O autor ainda demonstra em sua obra como foi cada um destes momentos, adentrando em detalhes específicos, uma vez que teve participação direta nesta implementação, como secretário-geral do GNCOC e mentor do sistema de inteligência ministerial. Relata que em 16 de outubro de 2002, foi firmado convênio com a ABIN para capacitação de pessoal do MP em inteligência. Destes treinamentos o órgão conseguiu extrair conhecimentos para verificar que, além do modelo de inteligência clássica, praticado pela ABIN, na seara estratégica, visando o assessoramento do processo decisório, seria necessário um modelo destinado à produção de provas.

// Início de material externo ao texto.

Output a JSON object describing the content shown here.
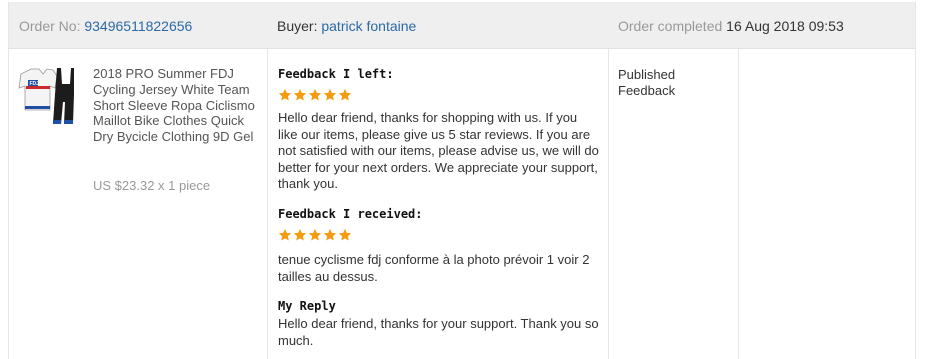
{
  "header": {
    "order_label": "Order No:",
    "order_number": "93496511822656",
    "buyer_label": "Buyer:",
    "buyer_name": "patrick fontaine",
    "completed_label": "Order completed",
    "completed_date": "16 Aug 2018 09:53"
  },
  "product": {
    "title": "2018 PRO Summer FDJ Cycling Jersey White Team Short Sleeve Ropa Ciclismo Maillot Bike Clothes Quick Dry Bycicle Clothing 9D Gel",
    "price": "US $23.32 x 1 piece",
    "thumb_icon": "cycling-kit-icon",
    "thumb_text": "FDJ"
  },
  "feedback_left": {
    "heading": "Feedback I left:",
    "stars": 5,
    "text": "Hello dear friend, thanks for shopping with us. If you like our items, please give us 5 star reviews. If you are not satisfied with our items, please advise us, we will do better for your next orders. We appreciate your support, thank you."
  },
  "feedback_received": {
    "heading": "Feedback I received:",
    "stars": 5,
    "text": "tenue cyclisme fdj conforme à la photo prévoir 1 voir 2 tailles au dessus."
  },
  "reply": {
    "heading": "My Reply",
    "text": "Hello dear friend, thanks for your support. Thank you so much."
  },
  "status": {
    "text": "Published Feedback"
  },
  "colors": {
    "link": "#2b6aa6",
    "star": "#f39c12",
    "header_bg": "#efefef"
  }
}
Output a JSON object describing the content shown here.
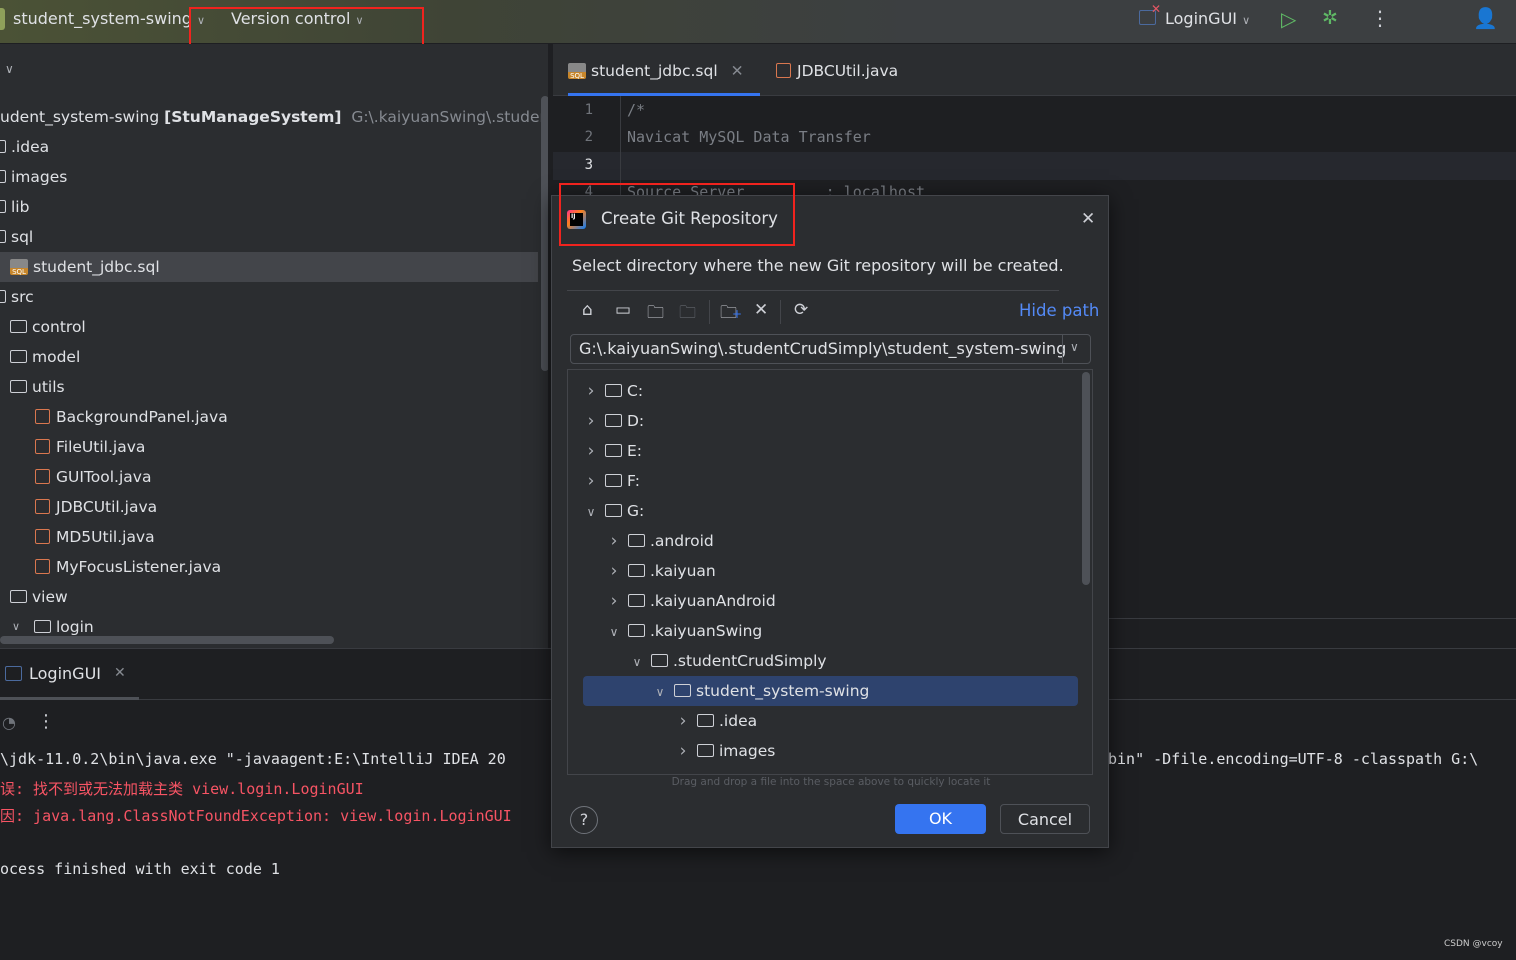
{
  "topbar": {
    "project_name": "student_system-swing",
    "vcs_menu": "Version control",
    "run_config": "LoginGUI"
  },
  "project_tree": {
    "root_label": "udent_system-swing",
    "root_module": "[StuManageSystem]",
    "root_path": "G:\\.kaiyuanSwing\\.studentC",
    "items": [
      {
        "label": ".idea",
        "type": "folder",
        "indent": 0
      },
      {
        "label": "images",
        "type": "folder",
        "indent": 0
      },
      {
        "label": "lib",
        "type": "folder",
        "indent": 0
      },
      {
        "label": "sql",
        "type": "folder",
        "indent": 0
      },
      {
        "label": "student_jdbc.sql",
        "type": "sql",
        "indent": 1,
        "selected": true
      },
      {
        "label": "src",
        "type": "folder",
        "indent": 0
      },
      {
        "label": "control",
        "type": "folder",
        "indent": 1
      },
      {
        "label": "model",
        "type": "folder",
        "indent": 1
      },
      {
        "label": "utils",
        "type": "folder",
        "indent": 1
      },
      {
        "label": "BackgroundPanel.java",
        "type": "java",
        "indent": 2
      },
      {
        "label": "FileUtil.java",
        "type": "java",
        "indent": 2
      },
      {
        "label": "GUITool.java",
        "type": "java",
        "indent": 2
      },
      {
        "label": "JDBCUtil.java",
        "type": "java",
        "indent": 2
      },
      {
        "label": "MD5Util.java",
        "type": "java",
        "indent": 2
      },
      {
        "label": "MyFocusListener.java",
        "type": "java",
        "indent": 2
      },
      {
        "label": "view",
        "type": "folder",
        "indent": 1
      },
      {
        "label": "login",
        "type": "folder",
        "indent": 2,
        "expanded": true
      }
    ]
  },
  "editor": {
    "tabs": [
      {
        "label": "student_jdbc.sql",
        "active": true
      },
      {
        "label": "JDBCUtil.java",
        "active": false
      }
    ],
    "lines": [
      {
        "n": "1",
        "text": "/*"
      },
      {
        "n": "2",
        "text": "Navicat MySQL Data Transfer"
      },
      {
        "n": "3",
        "text": ""
      },
      {
        "n": "4",
        "text": "Source Server         : localhost"
      }
    ]
  },
  "run_panel": {
    "tab_label": "LoginGUI",
    "console": [
      {
        "text": "\\jdk-11.0.2\\bin\\java.exe \"-javaagent:E:\\IntelliJ IDEA 20",
        "error": false
      },
      {
        "text": "误: 找不到或无法加载主类 view.login.LoginGUI",
        "error": true
      },
      {
        "text": "因: java.lang.ClassNotFoundException: view.login.LoginGUI",
        "error": true
      },
      {
        "text": "",
        "error": false
      },
      {
        "text": "ocess finished with exit code 1",
        "error": false
      }
    ],
    "console_right": "bin\" -Dfile.encoding=UTF-8 -classpath G:\\"
  },
  "dialog": {
    "title": "Create Git Repository",
    "description": "Select directory where the new Git repository will be created.",
    "hide_path": "Hide path",
    "path_value": "G:\\.kaiyuanSwing\\.studentCrudSimply\\student_system-swing",
    "tree": [
      {
        "label": "C:",
        "indent": 0,
        "expanded": false
      },
      {
        "label": "D:",
        "indent": 0,
        "expanded": false
      },
      {
        "label": "E:",
        "indent": 0,
        "expanded": false
      },
      {
        "label": "F:",
        "indent": 0,
        "expanded": false
      },
      {
        "label": "G:",
        "indent": 0,
        "expanded": true
      },
      {
        "label": ".android",
        "indent": 1,
        "expanded": false
      },
      {
        "label": ".kaiyuan",
        "indent": 1,
        "expanded": false
      },
      {
        "label": ".kaiyuanAndroid",
        "indent": 1,
        "expanded": false
      },
      {
        "label": ".kaiyuanSwing",
        "indent": 1,
        "expanded": true
      },
      {
        "label": ".studentCrudSimply",
        "indent": 2,
        "expanded": true
      },
      {
        "label": "student_system-swing",
        "indent": 3,
        "expanded": true,
        "selected": true
      },
      {
        "label": ".idea",
        "indent": 4,
        "expanded": false
      },
      {
        "label": "images",
        "indent": 4,
        "expanded": false
      }
    ],
    "drop_hint": "Drag and drop a file into the space above to quickly locate it",
    "ok": "OK",
    "cancel": "Cancel",
    "help": "?"
  },
  "watermark": "CSDN @vcoy",
  "colors": {
    "accent": "#3574f0",
    "error": "#f75464",
    "highlight_box": "#f0231e",
    "selection": "#2e436e"
  }
}
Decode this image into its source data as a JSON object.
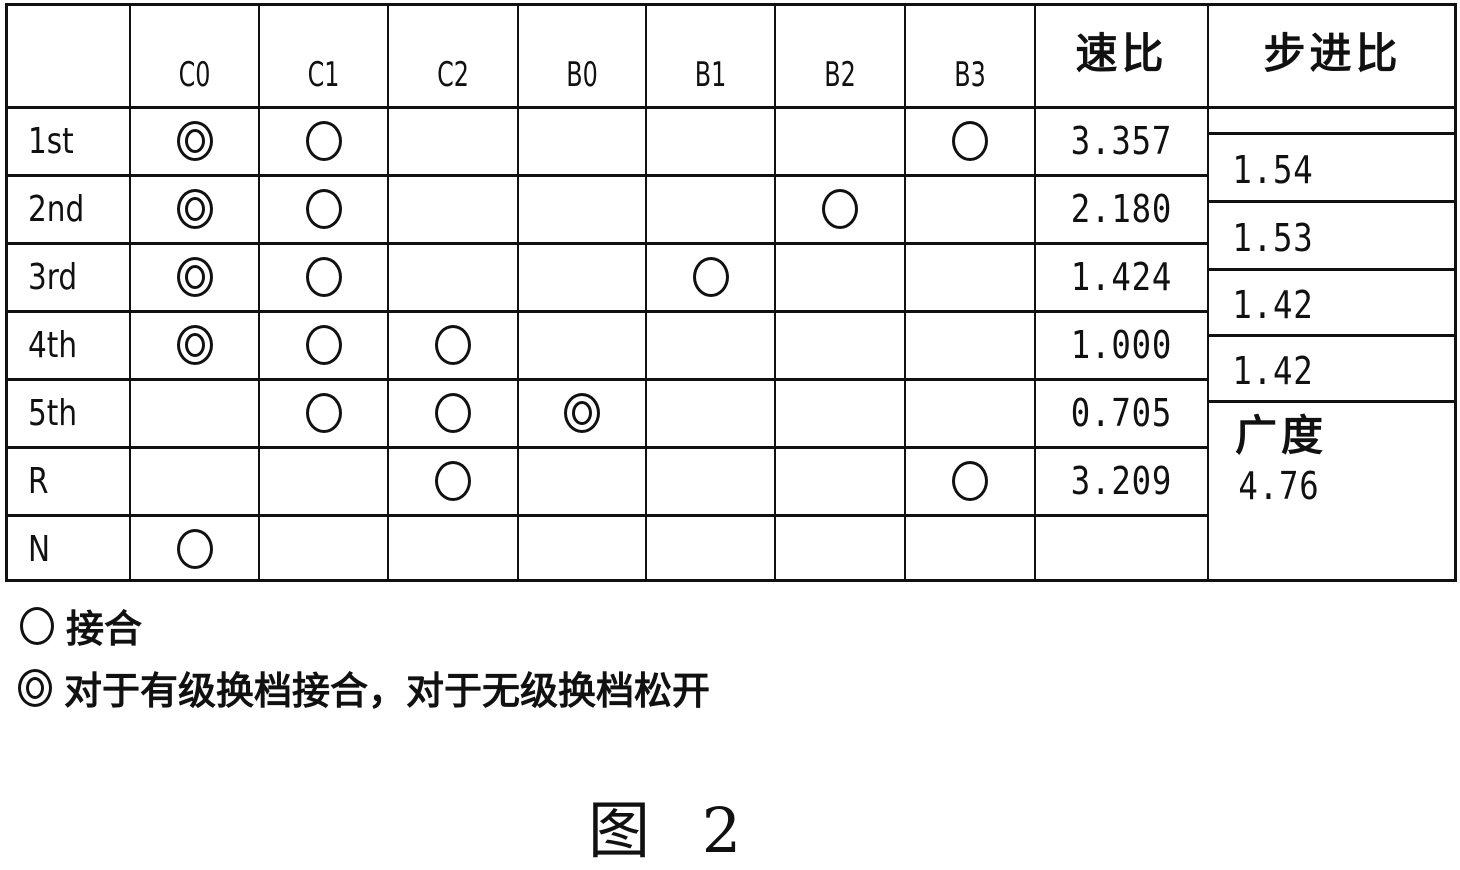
{
  "table": {
    "corner": "",
    "columns": [
      "C0",
      "C1",
      "C2",
      "B0",
      "B1",
      "B2",
      "B3"
    ],
    "speed_ratio_header": "速比",
    "step_ratio_header": "步进比",
    "rows": [
      {
        "gear": "1st",
        "cells": [
          "double",
          "single",
          "",
          "",
          "",
          "",
          "single"
        ],
        "speed_ratio": "3.357"
      },
      {
        "gear": "2nd",
        "cells": [
          "double",
          "single",
          "",
          "",
          "",
          "single",
          ""
        ],
        "speed_ratio": "2.180"
      },
      {
        "gear": "3rd",
        "cells": [
          "double",
          "single",
          "",
          "",
          "single",
          "",
          ""
        ],
        "speed_ratio": "1.424"
      },
      {
        "gear": "4th",
        "cells": [
          "double",
          "single",
          "single",
          "",
          "",
          "",
          ""
        ],
        "speed_ratio": "1.000"
      },
      {
        "gear": "5th",
        "cells": [
          "",
          "single",
          "single",
          "double",
          "",
          "",
          ""
        ],
        "speed_ratio": "0.705"
      },
      {
        "gear": "R",
        "cells": [
          "",
          "",
          "single",
          "",
          "",
          "",
          "single"
        ],
        "speed_ratio": "3.209"
      },
      {
        "gear": "N",
        "cells": [
          "single",
          "",
          "",
          "",
          "",
          "",
          ""
        ],
        "speed_ratio": ""
      }
    ],
    "step_ratios": [
      "1.54",
      "1.53",
      "1.42",
      "1.42"
    ],
    "spread_label": "广度",
    "spread_value": "4.76"
  },
  "legend": {
    "single_symbol": "single",
    "single_text": "接合",
    "double_symbol": "double",
    "double_text": "对于有级换档接合，对于无级换档松开"
  },
  "caption": "图 2"
}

Pacheco continua relatando os momentos referenciados na citação da implantação do sistema de inteligência ministerial, mencionando a relação entre o Ministério Público e a Secretaria Nacional de Segurança Pública (SENASP), que através do Secretário Nacional, o cientista político Luiz Eduardo Soares, obteve-se um estreitamento nos laços entre estas duas instituições. Neste período, a ideia do GNCOC era de inserir os Ministérios Públicos no Subsistema de Inteligência de Segurança Pública (SISP), nos Gabinetes de Gestão Integrada de Segurança Pública (GGI), na Rede Nacional de Inteligência de Segurança Pública (RENISP) e na Rede INFOSEG, adequando-se à futura Doutrina Nacional de Inteligência de Segurança Pública (DNISP) e se submetendo à coordenação da SENASP, mesmo sendo um órgão autônomo administrativa e funcionalmente. Em julho de 2003, foi programado o Curso de Aperfeiçoamento em Inteligência de Segurança Pública (CAISP), objetivando a integração da comunidade de inteligência nacional, vinculada a área de Segurança Pública. Todavia, antes do término deste curso que durou de 13/10/2003 a 12/12/2003, um novo Secretário Nacional foi nomeado, o delegado de

polícia federal Luiz Fernando Corrêa, não dando prosseguimento na relação SENASP – MP. Por fim, no início de 2004, o GNCOC decidiu criar um sistema próprio de inteligência, conforme relata o autor no texto abaixo:

O Conselho Nacional de Procuradores-Gerais dos Ministérios Públicos (CNPG) e o Grupo Nacional de Combate às Organizações Criminosas (GNCOC) procuraram, de maneira infrutífera, negociar com o Poder Executivo Federal a inclusão dos Ministérios Públicos, inicialmente no SISBIN e, depois, no SISP. Diante da mudança de política da SENASP ocorrida a partir de novembro de 2003, o GNCOC, em 2004, decidiu criar um sistema próprio de inteligência. Talvez por um equívoco estratégico, o Poder Executivo Federal tenha perdido a oportunidade de coordenar a imensa atividade de inteligência que surgiu no âmbito dos Ministérios Públicos. (PACHECO, 2013, p. 266).

Encerramos este tópico, acreditando ter conseguido passar uma abordagem histórica do surgimento da atividade de inteligência no âmbito ministerial, assim como ter evidenciado a necessidade desta atividade para os trabalhos investigativos e estratégicos da instituição.